Share

BAB 2

Dua keluarga yang di satukan dalam rangka makan malam itu telah menyelesaikan makanan mereka masing-masing, terlihat raut kedua pasangan suami istri itu yang ingin menyampaikan suatu hal penting dari inti malam ini.

"Jadi bagaimana menurutmu Harris? Kamu setuju 'kan, jika anak kita di satukan dengan cara menikahkan mereka, agar hubungan pertemanan kita semakin erat." Ucap Daniel dengan lugasnya. Membuat Leanne yang sedari tadi diam melihat ke arahnya begitu pun Damian.

"Ya, aku setuju kapan pernikahannya akan di laksanakan." Ucap Harris.

"Lebih cepat lebih bagus. Iya 'kan Anita?"Tanya Rose.

"Bagaimana kalau dua minggu dari sekarang. Kita akan mulai mempersiapkannya Rose." Ucap Anita begitu bersemangat.

Para orangtua itu sibuk dengan pembicaraan mereka seolah orang yang berada di meja itu hanya mereka.

Membuat anak mereka bertanya-tanya siapa yang mereka bicarakan dan pernikahan siapa yang akan di laksanakan dengan waktu secepat itu.

"Apa yang kalian bicarakan? Siapa yang akan kalian nikahkan, Ma?" Tanya Damian pada ibunya.

Rose tersenyum lembut pada Damian. "Kamu dan Anne, Say—"

"Aku tidak mau, Ma!!"

Perkataan Rose terpotong begitu saja saat Damian menolak tegas ia marah pada Rose seraya berdiri dari duduknya.

"Jaga sopan santunmu Damian. Apakah pantas berteriak pada Mama mu sendiri." Ucap Daniel tegas dengan memandang anaknya begitu tajam.

"Mama ingin yang terbaik untukmu sayang.
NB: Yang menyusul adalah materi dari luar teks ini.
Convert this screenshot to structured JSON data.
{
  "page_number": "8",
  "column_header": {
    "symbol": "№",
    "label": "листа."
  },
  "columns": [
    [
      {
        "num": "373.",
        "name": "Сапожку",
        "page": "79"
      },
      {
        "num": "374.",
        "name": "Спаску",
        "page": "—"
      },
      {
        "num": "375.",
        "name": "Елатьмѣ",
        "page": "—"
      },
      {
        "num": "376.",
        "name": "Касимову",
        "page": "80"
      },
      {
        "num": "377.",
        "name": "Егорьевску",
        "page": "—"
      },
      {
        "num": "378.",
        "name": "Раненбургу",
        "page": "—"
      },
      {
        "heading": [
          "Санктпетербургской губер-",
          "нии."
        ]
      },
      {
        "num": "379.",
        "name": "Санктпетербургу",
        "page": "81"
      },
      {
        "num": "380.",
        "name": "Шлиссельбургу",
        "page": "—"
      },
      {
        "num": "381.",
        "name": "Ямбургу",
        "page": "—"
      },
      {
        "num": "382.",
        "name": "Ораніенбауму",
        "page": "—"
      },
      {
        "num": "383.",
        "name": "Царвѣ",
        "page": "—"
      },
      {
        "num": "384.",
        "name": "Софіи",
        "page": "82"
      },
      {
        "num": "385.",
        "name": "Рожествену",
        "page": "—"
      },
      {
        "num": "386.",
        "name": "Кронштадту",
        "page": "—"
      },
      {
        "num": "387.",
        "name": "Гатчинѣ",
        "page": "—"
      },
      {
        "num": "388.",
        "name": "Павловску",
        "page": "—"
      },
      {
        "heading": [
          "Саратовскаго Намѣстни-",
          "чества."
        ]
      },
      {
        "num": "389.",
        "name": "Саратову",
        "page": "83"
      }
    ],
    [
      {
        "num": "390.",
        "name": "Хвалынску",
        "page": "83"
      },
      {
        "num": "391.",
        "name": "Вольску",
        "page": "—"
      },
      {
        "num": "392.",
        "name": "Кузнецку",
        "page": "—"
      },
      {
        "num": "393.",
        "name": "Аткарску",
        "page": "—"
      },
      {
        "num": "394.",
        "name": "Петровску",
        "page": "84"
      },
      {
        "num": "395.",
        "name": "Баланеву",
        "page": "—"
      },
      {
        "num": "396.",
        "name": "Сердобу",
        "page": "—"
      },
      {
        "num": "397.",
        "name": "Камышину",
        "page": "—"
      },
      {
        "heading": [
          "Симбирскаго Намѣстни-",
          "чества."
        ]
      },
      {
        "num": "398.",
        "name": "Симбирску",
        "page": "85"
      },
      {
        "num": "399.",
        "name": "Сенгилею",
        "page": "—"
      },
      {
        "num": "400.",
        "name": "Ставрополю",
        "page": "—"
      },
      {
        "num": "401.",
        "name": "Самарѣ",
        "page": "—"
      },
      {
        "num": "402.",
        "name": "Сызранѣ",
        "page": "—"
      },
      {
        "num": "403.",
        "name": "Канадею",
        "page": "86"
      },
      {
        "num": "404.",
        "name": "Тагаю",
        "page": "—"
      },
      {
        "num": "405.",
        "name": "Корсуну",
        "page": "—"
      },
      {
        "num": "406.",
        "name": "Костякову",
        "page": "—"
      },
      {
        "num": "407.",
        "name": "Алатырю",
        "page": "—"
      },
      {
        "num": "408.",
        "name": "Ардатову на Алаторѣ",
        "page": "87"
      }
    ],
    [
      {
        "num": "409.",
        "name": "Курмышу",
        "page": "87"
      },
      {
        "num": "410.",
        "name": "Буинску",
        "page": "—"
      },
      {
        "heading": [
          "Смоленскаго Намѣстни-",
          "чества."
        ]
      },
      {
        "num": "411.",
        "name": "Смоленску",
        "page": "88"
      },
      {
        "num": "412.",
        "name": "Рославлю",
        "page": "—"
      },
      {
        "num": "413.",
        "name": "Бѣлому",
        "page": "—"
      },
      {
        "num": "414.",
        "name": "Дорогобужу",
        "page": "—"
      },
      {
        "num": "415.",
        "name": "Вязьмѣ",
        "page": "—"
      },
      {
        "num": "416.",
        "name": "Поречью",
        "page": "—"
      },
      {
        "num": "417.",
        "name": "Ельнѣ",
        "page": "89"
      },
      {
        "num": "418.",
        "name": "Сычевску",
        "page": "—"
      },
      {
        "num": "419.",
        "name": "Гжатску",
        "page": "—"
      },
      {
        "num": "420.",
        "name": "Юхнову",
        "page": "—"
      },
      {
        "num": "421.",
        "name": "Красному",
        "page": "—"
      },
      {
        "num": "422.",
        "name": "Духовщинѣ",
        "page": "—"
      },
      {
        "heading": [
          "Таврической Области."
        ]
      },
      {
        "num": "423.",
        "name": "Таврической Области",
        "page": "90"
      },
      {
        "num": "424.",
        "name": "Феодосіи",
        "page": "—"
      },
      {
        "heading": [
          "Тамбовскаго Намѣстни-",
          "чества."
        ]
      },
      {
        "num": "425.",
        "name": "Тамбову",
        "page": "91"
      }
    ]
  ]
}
Lagi pula Mama mengenal Anne gadis yang baik dan juga cantik apa yang salah?" Tanya Rose seraya menenangkan anaknya.

"Mama mohon oke, ini permintaan Mama yang terakhir sayang. Kita tidak tahu kalau suatu saat nanti Mama di panggil cepat oleh sang Kuasa tanpa bisa melihatmu menikah terlebih dahulu." Lirih Rose dengan raut sedihnya.

"Ma, Mama akan selalu sehat jadi jangan bicara seperti itu." Ucap Damian menghela napas pelan.

"Oke aku akan terima perjodohan ini. Apa Mama senang?" Lanjutnya yang membuat Rose tersenyum dan mengangguk.

"Jadi Anne kamu setujukan, Nak? Dua minggu lagi kalian akan segera menikah." Tanya Anita pada anaknya.

"Apa aku punya pilihan lain selain setuju." Jawaban Leanne yang datar membuat suasana menjadi canggung. Apalagi saat ini hati Leanne sudah muram.

"Hahaha." Tawa paksa dari Anita. "Bagaimana dengan pertunangannya." Alih Anita cepat mencairkan suasana.

"Lusa cukup untuk kita mempersiapkan semuanya, dengan mengundang keluarga dan teman dekat saja." Ucap Rose menanggapi dengan semangatnya.

"Baru di hari pernikahan kita akan mengundang relasi bisnis kita, serta karyawan di perusahaan juga. Apalagi nanti ada wartawan media yang akan meliput pernikahan anak-anak kita, jadi kita harus membuat pernikahan yang mewah dan megah, iya 'kan besan?" Lanjut Rose pada semuanya dan menyentuh pelan tangan Anita.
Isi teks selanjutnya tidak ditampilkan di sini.